With victory behind them, the rebel's popularity in a land frequently ruled by armed strongmen since independence from France 200 years ago was on display.
One of their leaders, Louis Jodel Chamblain, whose right-wing militia killed thousands during a military regime in the early 1990s, was mobbed on Tuesday by adoring fans, who demanded his autograph as he sat on the roof of a car in the upscale suburb of Petionville.
Several thousand people demonstrated outside the U.S.-guarded National Palace in support of the rebels. The gleaming white presidential office in the middle of the peeling and impoverished city had been a symbol of Aristide's power.
Philippe said he welcomed the U.S. troops, who are spearheading a U.N. force to bring order to a country convulsed by an uprising that claimed some 80 lives. The Pentagon said it will send up to 2,000 troops to head a force of around 5,000, but hopes to hand over its leadership to another country.
Washington is trying to create a council of a dozen prominent Haitians to organize early elections and says its forces will work to disarm the rebels.
DECISION TO BEHAVE
Despite the ill omens, Defense Secretary Donald Rumsfeld said in Washington the situation had calmed down. "The forces that were opposing Aristide seem to have made a conscious decision to behave and that's a good thing," he said.
About 500 Marines were to be on the ground by late Tuesday, guarding the airport and other sites such as a looted port. Col. Berger said, "I have no instruction to disarm the rebels."
Dozens of rebels occupied the former military headquarters -- turned by Aristide into a women's ministry and museum.
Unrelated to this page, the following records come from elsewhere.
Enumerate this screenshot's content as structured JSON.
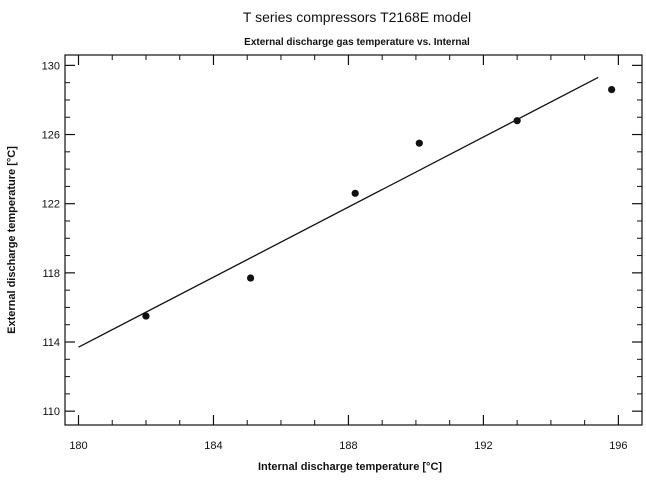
{
  "chart_data": {
    "type": "scatter",
    "title": "T series compressors    T2168E model",
    "subtitle": "External discharge gas temperature  vs. Internal",
    "xlabel": "Internal discharge temperature [°C]",
    "ylabel": "External discharge temperature [°C]",
    "xlim": [
      179.6,
      196.7
    ],
    "ylim": [
      109.2,
      130.6
    ],
    "xticks": [
      180,
      184,
      188,
      192,
      196
    ],
    "yticks": [
      110,
      114,
      118,
      122,
      126,
      130
    ],
    "xtick_labels": [
      "180",
      "184",
      "188",
      "192",
      "196"
    ],
    "ytick_labels": [
      "110",
      "114",
      "118",
      "122",
      "126",
      "130"
    ],
    "grid": false,
    "series": [
      {
        "type": "scatter",
        "points": [
          {
            "x": 182.0,
            "y": 115.5
          },
          {
            "x": 185.1,
            "y": 117.7
          },
          {
            "x": 188.2,
            "y": 122.6
          },
          {
            "x": 190.1,
            "y": 125.5
          },
          {
            "x": 193.0,
            "y": 126.8
          },
          {
            "x": 195.8,
            "y": 128.6
          }
        ]
      },
      {
        "type": "line",
        "points": [
          {
            "x": 180.0,
            "y": 113.7
          },
          {
            "x": 195.4,
            "y": 129.3
          }
        ]
      }
    ]
  }
}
They threw crucifixes from one window, and claimed they found a "Voodoo" room used by the ex-president.
Aristide disbanded the army, which was behind a series of coups, in the 1990s, leaving law and order to a poorly equipped police force that collapsed during the rebel onslaught.
Torn by 32 coups in the past two centuries, long-simmering political tensions in Haiti erupted into armed revolt on Feb. 5 when an armed gang took over the northwestern city of Gonaives and was later joined by ex-soldiers and paramilitaries.
Aristide went into exile in the Central African Republic and charged that he was kidnapped in an American coup d'etat, an allegation U.S. officials dismissed as baseless nonsense but which may give a political boost to Aristide supporters.
"Our vote was stolen. We elected Aristide for five years. His term was not completed so he is still our president," 19-year-old Patrick Sanon said in a poor district that was a center of an Aristide state housing project.